Rerank search results with Cohere and Elasticsearch

In order to effectively combine the results from our vector and BM25 retrieval, we can use Cohere's Rerank v3 model through the inference API to provide a final, more precise, semantic reranking of our results.

First, create an inference endpoint with your Cohere API key. Make sure to specify a name for your endpoint, and the model_id of one of the rerank models. In this example we will use Rerank v3.

client.inference.put_model(
    task_type="rerank",
    inference_id="cohere_rerank",
    body={
        "service": "cohere",
        "service_settings":{
            "api_key": COHERE_API_KEY,
            "model_id": "rerank-english-v3.0"
           },
        "task_settings": {
            "top_n": 10,
        },
    }
)

You can now rerank your results using that inference endpoint. Here we will pass in the query we used for retrieval, along with the documents we just retrieved using hybrid search.

The inference service will respond with a list of documents in descending order of relevance.

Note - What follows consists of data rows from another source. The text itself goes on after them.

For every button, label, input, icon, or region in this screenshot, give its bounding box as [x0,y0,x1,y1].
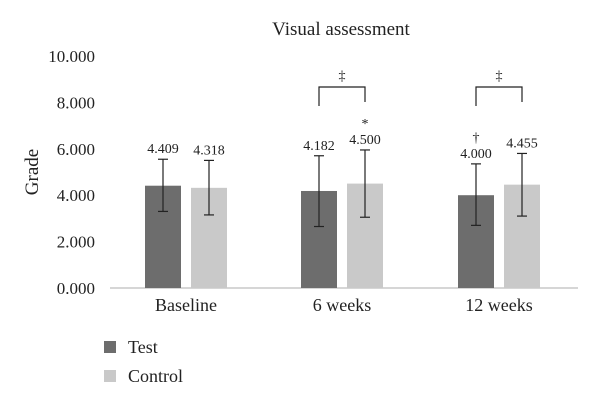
y-tick-label: 8.000 [57,93,95,112]
data-label: 4.409 [147,142,179,157]
significance-bracket [318,86,366,106]
error-bars [158,149,527,228]
data-label: 4.182 [303,139,335,154]
data-label: 4.318 [193,143,225,158]
significance-bracket [475,86,523,106]
significance-marker: * [362,117,369,132]
legend: Test Control [104,337,183,386]
data-label: 4.455 [506,136,538,151]
x-tick-label: Baseline [155,295,217,315]
legend-swatch [104,370,116,382]
x-tick-label: 6 weeks [313,295,371,315]
value-labels: 4.409 4.182 4.000 4.318 4.500 4.455 [147,133,538,162]
chart-title: Visual assessment [272,19,410,40]
y-axis-label: Grade [22,149,43,195]
annotations: ‡ ‡ * † [318,69,523,146]
y-tick-label: 4.000 [57,186,95,205]
x-axis: Baseline 6 weeks 12 weeks [110,287,578,315]
y-axis-ticks: 0.000 2.000 4.000 6.000 8.000 10.000 [48,47,95,298]
data-label: 4.000 [460,147,492,162]
y-tick-label: 0.000 [57,279,95,298]
y-tick-label: 6.000 [57,140,95,159]
legend-label: Control [128,366,183,386]
legend-label: Test [128,337,158,357]
y-tick-label: 2.000 [57,233,95,252]
significance-symbol: ‡ [339,69,346,84]
significance-symbol: ‡ [496,69,503,84]
y-tick-label: 10.000 [48,47,95,66]
data-label: 4.500 [349,133,381,148]
significance-marker: † [473,131,480,146]
legend-swatch [104,341,116,353]
bars [145,183,540,288]
x-tick-label: 12 weeks [465,295,532,315]
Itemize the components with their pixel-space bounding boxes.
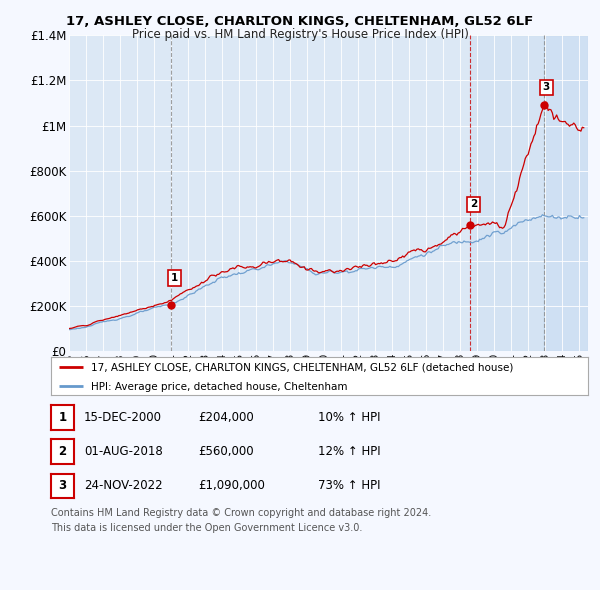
Text: 1: 1 [58, 411, 67, 424]
Bar [470, 35, 544, 351]
Text: HPI: Average price, detached house, Cheltenham: HPI: Average price, detached house, Chel… [91, 382, 348, 392]
Text: Price paid vs. HM Land Registry's House Price Index (HPI): Price paid vs. HM Land Registry's House … [131, 28, 469, 41]
Text: 2: 2 [58, 445, 67, 458]
Text: 24-NOV-2022: 24-NOV-2022 [84, 480, 163, 493]
Text: 17, ASHLEY CLOSE, CHARLTON KINGS, CHELTENHAM, GL52 6LF: 17, ASHLEY CLOSE, CHARLTON KINGS, CHELTE… [67, 15, 533, 28]
Text: 2: 2 [470, 199, 477, 209]
Text: 1: 1 [171, 273, 178, 283]
Text: 3: 3 [542, 82, 550, 92]
Bar [544, 35, 588, 351]
Text: £1,090,000: £1,090,000 [198, 480, 265, 493]
Text: 73% ↑ HPI: 73% ↑ HPI [318, 480, 380, 493]
Text: 12% ↑ HPI: 12% ↑ HPI [318, 445, 380, 458]
Text: Contains HM Land Registry data © Crown copyright and database right 2024.: Contains HM Land Registry data © Crown c… [51, 508, 431, 518]
Text: 01-AUG-2018: 01-AUG-2018 [84, 445, 163, 458]
Text: This data is licensed under the Open Government Licence v3.0.: This data is licensed under the Open Gov… [51, 523, 362, 533]
Text: £560,000: £560,000 [198, 445, 254, 458]
Text: 17, ASHLEY CLOSE, CHARLTON KINGS, CHELTENHAM, GL52 6LF (detached house): 17, ASHLEY CLOSE, CHARLTON KINGS, CHELTE… [91, 363, 514, 373]
Text: £204,000: £204,000 [198, 411, 254, 424]
Text: 10% ↑ HPI: 10% ↑ HPI [318, 411, 380, 424]
Text: 3: 3 [58, 480, 67, 493]
Text: 15-DEC-2000: 15-DEC-2000 [84, 411, 162, 424]
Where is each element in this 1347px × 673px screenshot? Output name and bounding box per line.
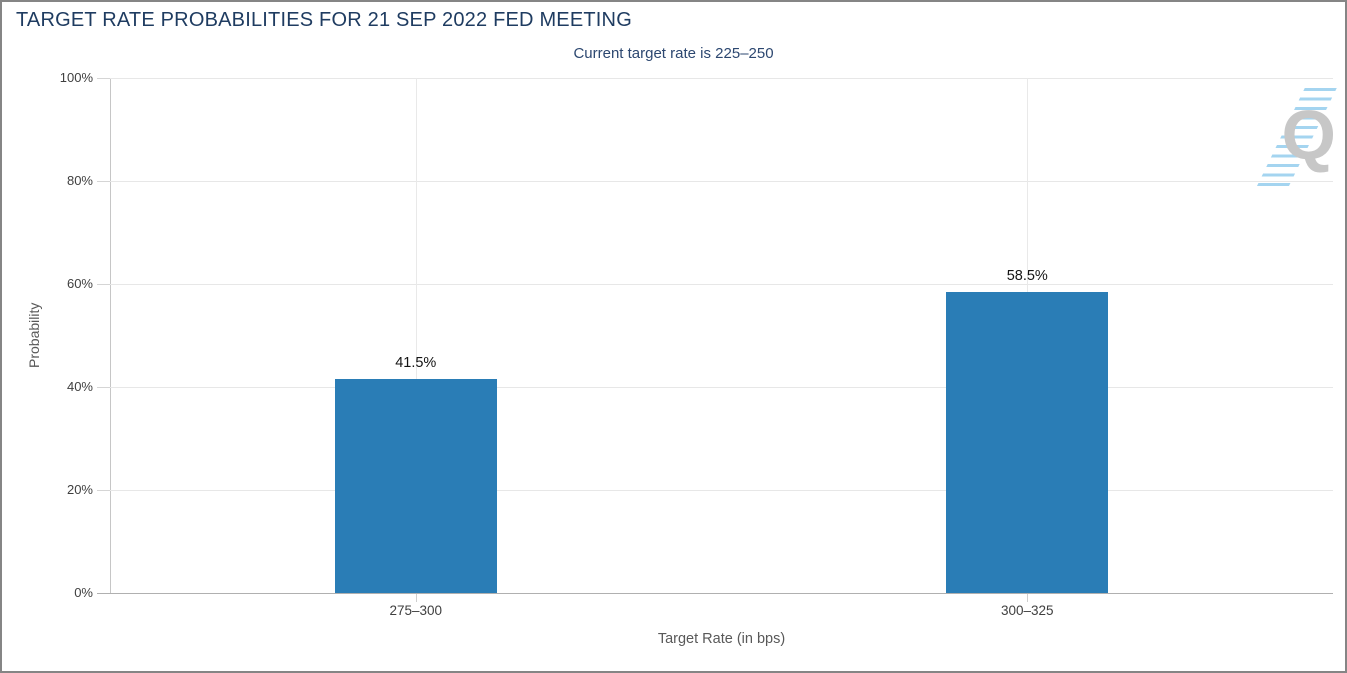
y-tick-mark-40 <box>97 387 110 388</box>
x-axis-baseline <box>97 593 1333 594</box>
v-gridline-1 <box>415 78 417 593</box>
y-tick-mark-100 <box>97 78 110 79</box>
y-axis-line <box>110 78 111 593</box>
y-tick-label-20: 20% <box>66 482 93 497</box>
bar-300–325 <box>946 291 1109 593</box>
h-gridline-80 <box>110 181 1333 182</box>
bar-value-label-1: 41.5% <box>395 355 437 372</box>
bar-value-label-2: 58.5% <box>1006 267 1048 284</box>
h-gridline-60 <box>110 284 1333 285</box>
y-tick-label-40: 40% <box>66 379 93 394</box>
y-tick-label-0: 0% <box>74 585 93 600</box>
y-tick-mark-60 <box>97 284 110 285</box>
x-tick-mark-2 <box>1027 593 1029 602</box>
x-tick-label-2: 300–325 <box>1000 603 1054 618</box>
y-tick-mark-80 <box>97 181 110 182</box>
x-axis-title: Target Rate (in bps) <box>657 631 786 647</box>
x-tick-mark-1 <box>415 593 417 602</box>
y-tick-label-80: 80% <box>66 173 93 188</box>
bar-275–300 <box>334 379 497 593</box>
plot-area: Probability Target Rate (in bps) 0% 20% 40… <box>26 70 1333 647</box>
y-axis-title: Probability <box>26 302 42 369</box>
y-tick-label-100: 100% <box>59 70 93 85</box>
chart-subtitle: Current target rate is 225–250 <box>573 45 774 62</box>
h-gridline-100 <box>110 78 1333 79</box>
y-tick-mark-20 <box>97 490 110 491</box>
h-gridline-20 <box>110 490 1333 491</box>
h-gridline-40 <box>110 387 1333 388</box>
x-tick-label-1: 275–300 <box>389 603 443 618</box>
chart-title: TARGET RATE PROBABILITIES FOR 21 SEP 202… <box>16 9 632 31</box>
y-tick-label-60: 60% <box>66 276 93 291</box>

Each document has a corresponding index (reflecting the order the documents were in when sent to the inference endpoint), and if the “return_documents” task setting is True, then the document texts will be included as well.

response = client.inference.inference(
    inference_id="cohere_rerank",
    body={
        "query": query,
        "input": documents,
        "task_settings": {
            "return_documents": False
            }
        }
)

# Reconstruct the input documents based on the index provided in the rereank response
ranked_documents = []
for document in response.body["rerank"]:
  ranked_documents.append({
      "title": raw_documents[int(document["index"])]["_source"]["title"],
      "text": raw_documents[int(document["index"])]["_source"]["text"]
  })

# Print the top 10 results
for document in ranked_documents[0:10]:
  print(f"Title: {document['title']}\nText: {document['text']}\n")

RAG with Cohere and Elasticsearch

Now that we have ranked our results, we can easily turn this into a RAG system with Cohere's Chat API. Pass in the retrieved documents, along with the query and see the grounded response using Cohere's newest generative model Command R+.
Next, we can easily get a grounded generation with citations from the Cohere Chat API. We simply pass in the user query and documents retrieved from Elasticsearch to the API, and print out our grounded response.

response = co.chat(message=query, documents=ranked_documents, model='command-r-plus')

source_documents = []
for citation in response.citations:
    for document_id in citation.document_ids:
        if document_id not in source_documents:
            source_documents.append(document_id)

print(f"Query: {query}")
print(f"Response: {response.text}")
print("Sources:")
for document in response.documents:
    if document['id'] in source_documents:
        print(f"{document['title']}: {document['text']}")

And our response should look something like this.

Query: When were the semi-finals of the 2022 FIFA world cup played?
Response: The semi-finals of the 2022 FIFA World Cup were played on 13 and 14 December.
Sources:
2022 FIFA World Cup: The semi-finals were played on 13 and 14 December. Messi scored a penalty...

And there you have it! A quick and easy implementation of hybrid search and RAG with Cohere and Elastic.